In this collection of essays, Theroux explores how the train functions as a trope, metaphor, and emblem of progress in different cultural contexts. He describes the symbiotic relationship between trains and their environments, describing the teeming life beneath the tracks as well as their glorious landscapes. At times, the train is a symbol of hope and at others of dread, but in all cases it is a potent metaphor for the changing face of the world.
As with many of his other works, Theroux’s essays are peppered with intriguing and quotable insights, but they also reveal the writer’s deep-seated anxieties and conflicts. He is a man divided, like Greene and Naipaul before him, between the pursuit of art and the necessity to finance it with journalistic writing (he explains his choice of Manhattan dominatrix, goose-farmer EB White, and his sexy affair with Mrs Robinson-like lover). This dual persona is reflected in the voice that emerges from these pieces: witty and sharply observed, but often dissonant and unsettling.
5. Aleksandr Solzhenitsyn
Aleksandr Solzhenitsyn was born in 1918, a year after the Bolshevik revolution that created the Soviet Union. His distinguished service in the military during World War II did nothing to protect him from Stalin’s harsh political oppression, and he spent eight years in labor camps. He was able to escape from prison, and he began writing novels in secret. His books were not only critical of the dictatorship, but they were also highly praised in the West.

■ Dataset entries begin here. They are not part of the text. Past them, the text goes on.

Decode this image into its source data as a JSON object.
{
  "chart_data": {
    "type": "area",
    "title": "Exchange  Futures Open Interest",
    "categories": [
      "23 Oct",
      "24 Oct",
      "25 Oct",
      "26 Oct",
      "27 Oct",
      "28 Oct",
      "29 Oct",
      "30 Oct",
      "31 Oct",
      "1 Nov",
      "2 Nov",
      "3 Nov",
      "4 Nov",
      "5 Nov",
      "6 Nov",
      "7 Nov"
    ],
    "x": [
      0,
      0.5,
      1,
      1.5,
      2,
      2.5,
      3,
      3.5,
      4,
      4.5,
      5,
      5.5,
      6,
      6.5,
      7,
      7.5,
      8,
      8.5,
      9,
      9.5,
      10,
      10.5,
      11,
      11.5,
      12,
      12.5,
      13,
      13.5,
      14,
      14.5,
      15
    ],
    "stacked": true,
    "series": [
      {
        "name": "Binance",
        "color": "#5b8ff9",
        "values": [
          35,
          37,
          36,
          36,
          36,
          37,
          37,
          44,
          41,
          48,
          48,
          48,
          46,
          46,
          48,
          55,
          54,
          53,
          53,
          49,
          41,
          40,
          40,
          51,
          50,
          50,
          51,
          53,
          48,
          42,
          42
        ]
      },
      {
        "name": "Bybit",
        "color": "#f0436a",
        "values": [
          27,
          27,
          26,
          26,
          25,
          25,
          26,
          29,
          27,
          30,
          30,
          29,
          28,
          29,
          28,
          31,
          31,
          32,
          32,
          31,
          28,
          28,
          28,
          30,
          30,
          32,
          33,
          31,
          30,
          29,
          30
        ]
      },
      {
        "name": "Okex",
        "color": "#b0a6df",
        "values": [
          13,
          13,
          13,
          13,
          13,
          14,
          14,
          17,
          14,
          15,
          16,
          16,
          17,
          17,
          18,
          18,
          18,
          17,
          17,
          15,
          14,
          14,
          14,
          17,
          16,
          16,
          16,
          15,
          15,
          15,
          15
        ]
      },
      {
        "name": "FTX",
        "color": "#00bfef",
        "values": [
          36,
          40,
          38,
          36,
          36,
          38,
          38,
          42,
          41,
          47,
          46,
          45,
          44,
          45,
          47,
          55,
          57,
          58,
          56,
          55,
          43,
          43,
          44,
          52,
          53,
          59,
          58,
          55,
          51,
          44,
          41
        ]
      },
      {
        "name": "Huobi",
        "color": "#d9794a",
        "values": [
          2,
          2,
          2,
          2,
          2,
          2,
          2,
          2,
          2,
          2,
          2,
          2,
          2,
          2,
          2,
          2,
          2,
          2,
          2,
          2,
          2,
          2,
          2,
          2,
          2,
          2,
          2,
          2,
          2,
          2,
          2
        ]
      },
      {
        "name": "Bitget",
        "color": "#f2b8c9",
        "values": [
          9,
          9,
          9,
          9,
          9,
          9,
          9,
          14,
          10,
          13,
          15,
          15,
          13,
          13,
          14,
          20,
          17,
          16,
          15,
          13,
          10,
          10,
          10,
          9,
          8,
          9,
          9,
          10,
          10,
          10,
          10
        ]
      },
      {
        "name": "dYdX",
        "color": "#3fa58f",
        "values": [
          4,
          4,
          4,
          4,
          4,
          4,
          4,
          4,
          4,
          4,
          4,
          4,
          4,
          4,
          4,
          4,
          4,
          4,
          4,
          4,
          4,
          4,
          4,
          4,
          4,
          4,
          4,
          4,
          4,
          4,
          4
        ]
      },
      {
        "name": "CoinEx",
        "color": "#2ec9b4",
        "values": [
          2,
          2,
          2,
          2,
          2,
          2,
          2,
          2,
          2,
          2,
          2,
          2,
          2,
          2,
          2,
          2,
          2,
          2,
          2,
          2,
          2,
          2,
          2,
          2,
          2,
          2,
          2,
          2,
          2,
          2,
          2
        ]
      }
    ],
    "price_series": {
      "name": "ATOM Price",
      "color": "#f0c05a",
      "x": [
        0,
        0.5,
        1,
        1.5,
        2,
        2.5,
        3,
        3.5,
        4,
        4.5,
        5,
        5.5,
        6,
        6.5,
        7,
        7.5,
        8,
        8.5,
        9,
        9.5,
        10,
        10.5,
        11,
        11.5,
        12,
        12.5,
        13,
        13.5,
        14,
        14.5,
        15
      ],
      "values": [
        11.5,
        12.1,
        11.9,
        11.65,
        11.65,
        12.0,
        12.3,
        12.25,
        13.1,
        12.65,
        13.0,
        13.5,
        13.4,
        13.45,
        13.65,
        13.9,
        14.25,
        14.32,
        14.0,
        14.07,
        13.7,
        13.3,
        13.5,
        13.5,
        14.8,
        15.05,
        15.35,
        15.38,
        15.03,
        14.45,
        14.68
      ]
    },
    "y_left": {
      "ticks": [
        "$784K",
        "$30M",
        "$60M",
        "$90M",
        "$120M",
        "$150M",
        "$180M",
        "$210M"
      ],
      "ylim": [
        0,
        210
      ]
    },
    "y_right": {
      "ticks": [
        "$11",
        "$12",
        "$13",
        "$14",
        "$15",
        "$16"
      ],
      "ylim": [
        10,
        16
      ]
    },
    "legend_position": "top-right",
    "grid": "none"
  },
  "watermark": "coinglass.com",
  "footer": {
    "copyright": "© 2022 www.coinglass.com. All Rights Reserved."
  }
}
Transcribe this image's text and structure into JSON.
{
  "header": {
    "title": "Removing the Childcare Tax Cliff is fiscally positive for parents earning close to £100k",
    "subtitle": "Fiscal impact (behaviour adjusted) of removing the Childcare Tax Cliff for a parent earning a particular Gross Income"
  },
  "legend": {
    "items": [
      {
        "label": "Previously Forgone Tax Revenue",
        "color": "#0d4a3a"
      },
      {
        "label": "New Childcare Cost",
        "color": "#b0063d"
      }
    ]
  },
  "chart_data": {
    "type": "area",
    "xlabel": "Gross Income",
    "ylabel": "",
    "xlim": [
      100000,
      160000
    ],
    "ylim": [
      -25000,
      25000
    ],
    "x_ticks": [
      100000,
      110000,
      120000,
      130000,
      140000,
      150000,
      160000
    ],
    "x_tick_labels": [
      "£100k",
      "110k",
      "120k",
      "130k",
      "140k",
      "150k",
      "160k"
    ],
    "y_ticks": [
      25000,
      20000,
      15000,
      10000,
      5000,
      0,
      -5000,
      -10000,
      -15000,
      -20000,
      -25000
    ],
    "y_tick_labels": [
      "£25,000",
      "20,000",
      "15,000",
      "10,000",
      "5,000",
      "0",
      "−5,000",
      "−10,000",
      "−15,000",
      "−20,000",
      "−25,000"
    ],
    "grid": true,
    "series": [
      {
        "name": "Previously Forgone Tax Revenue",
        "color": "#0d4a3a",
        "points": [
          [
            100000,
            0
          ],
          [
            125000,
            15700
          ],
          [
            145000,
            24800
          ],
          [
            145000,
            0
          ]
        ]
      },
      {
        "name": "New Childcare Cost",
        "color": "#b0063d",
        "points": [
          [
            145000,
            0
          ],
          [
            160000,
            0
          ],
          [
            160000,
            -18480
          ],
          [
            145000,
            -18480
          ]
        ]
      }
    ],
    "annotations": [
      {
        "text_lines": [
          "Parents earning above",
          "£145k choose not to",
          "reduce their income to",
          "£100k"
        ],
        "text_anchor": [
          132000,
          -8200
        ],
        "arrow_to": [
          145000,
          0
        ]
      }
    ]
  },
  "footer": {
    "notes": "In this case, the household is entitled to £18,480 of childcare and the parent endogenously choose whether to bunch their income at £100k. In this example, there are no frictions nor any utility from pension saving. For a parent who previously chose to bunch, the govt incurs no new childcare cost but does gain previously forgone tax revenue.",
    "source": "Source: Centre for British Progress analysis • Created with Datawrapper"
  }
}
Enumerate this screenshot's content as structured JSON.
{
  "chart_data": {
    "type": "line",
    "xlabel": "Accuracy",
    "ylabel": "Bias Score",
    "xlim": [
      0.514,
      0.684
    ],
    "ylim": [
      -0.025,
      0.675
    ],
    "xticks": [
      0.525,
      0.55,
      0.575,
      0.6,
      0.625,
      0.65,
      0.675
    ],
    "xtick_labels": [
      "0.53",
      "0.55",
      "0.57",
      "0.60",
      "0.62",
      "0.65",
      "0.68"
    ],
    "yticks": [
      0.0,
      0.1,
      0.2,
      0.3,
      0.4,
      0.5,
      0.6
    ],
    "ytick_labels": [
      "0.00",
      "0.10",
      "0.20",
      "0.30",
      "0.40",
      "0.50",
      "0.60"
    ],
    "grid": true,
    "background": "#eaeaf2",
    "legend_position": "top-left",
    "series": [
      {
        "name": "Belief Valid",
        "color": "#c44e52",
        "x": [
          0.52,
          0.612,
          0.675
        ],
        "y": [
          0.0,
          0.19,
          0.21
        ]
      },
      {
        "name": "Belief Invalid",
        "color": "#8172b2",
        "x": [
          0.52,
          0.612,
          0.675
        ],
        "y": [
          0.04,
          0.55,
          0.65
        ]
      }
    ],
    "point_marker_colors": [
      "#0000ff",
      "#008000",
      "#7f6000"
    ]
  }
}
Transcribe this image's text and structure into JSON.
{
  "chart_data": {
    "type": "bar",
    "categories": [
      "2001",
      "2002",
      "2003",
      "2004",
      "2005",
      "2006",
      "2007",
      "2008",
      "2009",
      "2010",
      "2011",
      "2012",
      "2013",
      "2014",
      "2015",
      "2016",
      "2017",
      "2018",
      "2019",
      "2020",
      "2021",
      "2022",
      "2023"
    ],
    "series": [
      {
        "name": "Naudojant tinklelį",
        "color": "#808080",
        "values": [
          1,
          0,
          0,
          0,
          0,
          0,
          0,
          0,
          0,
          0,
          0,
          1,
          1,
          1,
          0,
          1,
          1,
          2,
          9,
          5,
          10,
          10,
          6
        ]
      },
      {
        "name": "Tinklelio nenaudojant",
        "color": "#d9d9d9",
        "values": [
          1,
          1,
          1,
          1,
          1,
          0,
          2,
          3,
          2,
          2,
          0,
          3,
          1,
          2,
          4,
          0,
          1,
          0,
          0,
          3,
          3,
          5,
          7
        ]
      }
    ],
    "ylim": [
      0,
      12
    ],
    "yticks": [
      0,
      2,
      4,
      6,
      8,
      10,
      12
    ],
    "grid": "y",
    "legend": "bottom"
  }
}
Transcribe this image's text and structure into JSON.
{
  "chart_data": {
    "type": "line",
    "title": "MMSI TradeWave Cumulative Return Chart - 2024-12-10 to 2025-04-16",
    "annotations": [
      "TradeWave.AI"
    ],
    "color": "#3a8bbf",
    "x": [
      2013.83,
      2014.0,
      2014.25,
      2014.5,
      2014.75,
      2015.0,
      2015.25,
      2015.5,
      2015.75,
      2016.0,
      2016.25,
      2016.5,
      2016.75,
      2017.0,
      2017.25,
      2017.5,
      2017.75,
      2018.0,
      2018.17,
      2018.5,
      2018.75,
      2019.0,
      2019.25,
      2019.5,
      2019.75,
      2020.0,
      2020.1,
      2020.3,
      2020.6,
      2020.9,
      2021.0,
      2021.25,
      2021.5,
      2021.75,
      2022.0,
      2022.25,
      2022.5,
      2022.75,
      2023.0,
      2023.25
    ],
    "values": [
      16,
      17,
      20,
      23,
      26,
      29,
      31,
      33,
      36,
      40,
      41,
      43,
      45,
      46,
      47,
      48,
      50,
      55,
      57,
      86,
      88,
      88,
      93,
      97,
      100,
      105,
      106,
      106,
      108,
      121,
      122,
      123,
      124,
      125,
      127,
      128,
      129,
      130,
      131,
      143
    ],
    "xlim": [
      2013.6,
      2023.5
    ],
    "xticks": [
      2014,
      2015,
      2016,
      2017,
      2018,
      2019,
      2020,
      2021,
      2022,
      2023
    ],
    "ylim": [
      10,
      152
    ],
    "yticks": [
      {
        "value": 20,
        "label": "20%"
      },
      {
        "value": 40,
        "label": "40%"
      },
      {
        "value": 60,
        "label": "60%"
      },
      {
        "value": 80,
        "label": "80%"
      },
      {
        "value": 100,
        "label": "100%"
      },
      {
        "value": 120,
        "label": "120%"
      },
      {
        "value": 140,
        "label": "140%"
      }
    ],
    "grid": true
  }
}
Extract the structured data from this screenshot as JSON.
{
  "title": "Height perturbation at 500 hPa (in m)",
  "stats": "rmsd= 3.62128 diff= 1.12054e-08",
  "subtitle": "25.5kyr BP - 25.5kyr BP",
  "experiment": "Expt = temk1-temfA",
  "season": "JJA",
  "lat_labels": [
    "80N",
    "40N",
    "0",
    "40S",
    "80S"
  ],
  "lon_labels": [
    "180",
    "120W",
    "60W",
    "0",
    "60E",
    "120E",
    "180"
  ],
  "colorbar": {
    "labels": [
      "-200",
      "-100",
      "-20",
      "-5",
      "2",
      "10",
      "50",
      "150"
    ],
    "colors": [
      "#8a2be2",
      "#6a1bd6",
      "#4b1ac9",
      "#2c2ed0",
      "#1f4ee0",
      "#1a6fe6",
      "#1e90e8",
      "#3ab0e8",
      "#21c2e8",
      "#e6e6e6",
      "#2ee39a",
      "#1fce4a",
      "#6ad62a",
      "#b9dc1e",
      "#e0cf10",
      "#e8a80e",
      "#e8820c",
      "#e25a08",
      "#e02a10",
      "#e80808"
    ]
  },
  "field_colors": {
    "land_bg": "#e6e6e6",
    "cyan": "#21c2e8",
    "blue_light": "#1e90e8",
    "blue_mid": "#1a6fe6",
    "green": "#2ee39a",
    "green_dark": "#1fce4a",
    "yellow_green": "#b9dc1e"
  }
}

The publication of Gulag Archipelago and One Day in the Life of Ivan Denisovich brought retaliation from the regime. The onset of a cultural thaw in the 1960s enabled Solzhenitsyn to publish a few more works, but his willingness to criticize the regime continued to make him a target. In 1974 he was forced to leave Russia, and the family settled in Vermont.
Natalia Solzhenitsyn, who had been a mathematician before her marriage to Solzhenitsyn in 1973, became absolutely vital to his work and to their existence. She is his assistant, editor, mediator with the outside world, his lion at the gate—an immensely energetic woman.
She smuggled his archive, a huge trove of papers that had been compiled over decades, from Moscow to Zurich. From there they moved to Cavendish, a small town in rural New England far away from reporters and fans and the Soviet security services.
In his solitude in Vermont, Solzhenitsyn continued to write prodigiously. He published Between Two Millstones, a memoir of his years in the West; Russia in Collapse, which rounded out the quadrilogy of historical essays begun with Letter to the Soviet Leaders and Rebuilding Russia; eight “two-part” stories that explored a new genre; and twelve essays on twentieth-century writers.